The next collar we are going discuss is a “slip type” collar commonly referred to as a “dominant dog collar.” Dominant dog collars are specifically intended for use on handler aggressive or dog aggressive dogs and are very good at suppressing inappropriate behavior/aggression. Dominant dog collars are excellent for lowering the drive and taking the fight out of a dog. DO NOT jerk this collar to deliver a correction. The proper way to use the collar is to SLOWLY lift straight up on the collar, until the dog ceases the behavior and settles.
Dominant dog collars are typically made out of nylon cord and have a clip at one end, an o-ring at the other and a floating o-ring that travels between the two. It is very easy to put a dominant dog collar on your dog, simply place the collar around the dog’s neck (preferably high on the neck) and snap one end on to the floating o-ring.
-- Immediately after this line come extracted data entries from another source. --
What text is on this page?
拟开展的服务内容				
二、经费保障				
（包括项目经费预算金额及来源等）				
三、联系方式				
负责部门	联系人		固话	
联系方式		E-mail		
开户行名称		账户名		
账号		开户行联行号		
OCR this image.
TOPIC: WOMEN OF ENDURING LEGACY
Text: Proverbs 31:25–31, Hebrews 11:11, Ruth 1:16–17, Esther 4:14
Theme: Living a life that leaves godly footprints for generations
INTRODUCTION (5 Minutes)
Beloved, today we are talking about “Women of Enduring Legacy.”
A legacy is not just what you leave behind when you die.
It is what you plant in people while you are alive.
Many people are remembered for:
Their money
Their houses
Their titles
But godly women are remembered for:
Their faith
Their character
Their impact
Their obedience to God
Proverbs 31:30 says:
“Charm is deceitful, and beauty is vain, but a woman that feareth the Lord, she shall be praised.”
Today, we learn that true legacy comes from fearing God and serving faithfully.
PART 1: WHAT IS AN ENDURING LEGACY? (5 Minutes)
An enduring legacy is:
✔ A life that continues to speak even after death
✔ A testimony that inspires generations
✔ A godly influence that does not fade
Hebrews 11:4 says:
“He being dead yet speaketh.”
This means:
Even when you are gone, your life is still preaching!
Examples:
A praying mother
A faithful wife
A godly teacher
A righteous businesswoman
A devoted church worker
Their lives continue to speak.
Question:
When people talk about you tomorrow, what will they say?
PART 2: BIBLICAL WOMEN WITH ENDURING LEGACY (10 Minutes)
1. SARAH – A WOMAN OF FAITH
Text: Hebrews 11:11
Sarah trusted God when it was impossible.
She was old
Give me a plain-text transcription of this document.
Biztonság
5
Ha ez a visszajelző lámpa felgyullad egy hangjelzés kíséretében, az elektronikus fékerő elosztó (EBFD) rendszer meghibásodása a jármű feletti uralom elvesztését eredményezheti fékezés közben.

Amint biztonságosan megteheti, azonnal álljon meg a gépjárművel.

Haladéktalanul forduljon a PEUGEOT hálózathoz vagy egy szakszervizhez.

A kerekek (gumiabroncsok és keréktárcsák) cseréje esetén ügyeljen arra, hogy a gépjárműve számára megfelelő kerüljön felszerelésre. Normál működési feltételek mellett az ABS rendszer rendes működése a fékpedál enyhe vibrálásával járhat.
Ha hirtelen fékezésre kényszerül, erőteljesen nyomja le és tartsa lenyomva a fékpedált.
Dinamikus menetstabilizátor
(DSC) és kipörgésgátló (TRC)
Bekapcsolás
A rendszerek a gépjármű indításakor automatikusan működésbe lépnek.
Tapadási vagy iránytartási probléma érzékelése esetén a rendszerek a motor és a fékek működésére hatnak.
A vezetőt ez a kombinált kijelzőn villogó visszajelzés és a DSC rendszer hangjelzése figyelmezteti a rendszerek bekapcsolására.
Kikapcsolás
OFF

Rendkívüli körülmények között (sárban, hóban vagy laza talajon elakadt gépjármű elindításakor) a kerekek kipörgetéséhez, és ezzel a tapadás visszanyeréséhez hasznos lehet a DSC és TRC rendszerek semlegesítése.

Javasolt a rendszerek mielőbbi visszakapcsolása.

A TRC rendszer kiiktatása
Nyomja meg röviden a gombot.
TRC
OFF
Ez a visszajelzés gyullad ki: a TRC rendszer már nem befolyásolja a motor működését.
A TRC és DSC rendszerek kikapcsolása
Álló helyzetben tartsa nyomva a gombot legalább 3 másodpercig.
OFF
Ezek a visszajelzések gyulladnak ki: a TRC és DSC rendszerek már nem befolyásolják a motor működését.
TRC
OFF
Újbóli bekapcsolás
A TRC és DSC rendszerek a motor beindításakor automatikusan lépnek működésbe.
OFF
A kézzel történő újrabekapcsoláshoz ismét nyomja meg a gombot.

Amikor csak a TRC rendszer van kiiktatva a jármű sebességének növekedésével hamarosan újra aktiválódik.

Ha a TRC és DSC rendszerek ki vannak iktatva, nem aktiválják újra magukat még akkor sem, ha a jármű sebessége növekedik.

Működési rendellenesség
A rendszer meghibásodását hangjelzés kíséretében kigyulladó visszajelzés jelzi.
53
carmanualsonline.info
Attach your leash to the fixed o-ring and you are good to go. Since a dominant collar is designed to sit high on the neck, it is important to get the correct size.
To measure your dog for a dominant dog collar simply measure around your dog’s neck (high on the neck) just under the chin and just below the back of the head. If you don’t have a cloth tape measure, just use a piece of string, put it around the dog’s neck (make sure it’s not too tight) mark it and then measure the piece of string. Dominant dog collars only come in full sizes and are measured from end to end. So let’s say your dog’s neck measures 18.5 inches, simply round up to the next whole size which would be 19 inches. So the appropriate size would be at least 19 inches, 20 inches if you want a little slack. This brings us to another popular use for dominant dog collars, as a backup collar…
Dominant dog collars make excellent backup collars. A backup collar is a collar that you have on your dog when the main collar fails in one way or another. This is most common when using a prong or pinch collar for dog training. A prong collar, which we will cover more in another post, is a widely used and highly misunderstood dog training collar. But for the purpose of illustrating the usefulness of a dominant collar as a backup collar, I am just going to focus on the tendency of prong collars to come unhooked thus allowing the dog to go free.
Most prong collars are made from individual links that hook together. These links can easily separate from each other either from an improper fitting collar that is too loose, bent links or even just the dog shaking. However if you have your leash connected to the prong collar and a backup dominant dog collar, even if the prong collar comes off, you will still be connected to the backup collar. The important thing to remember when purchasing a dominant dog collar as a backup collar is to allow enough slack to not interfere with the function of the main collar. If we use the example above and the dogs neck is 18.5 inches you would still round up to the next whole size (19 inches) and then add approximately 2 or 3 inches for slack (depending on how much travel your main collar has).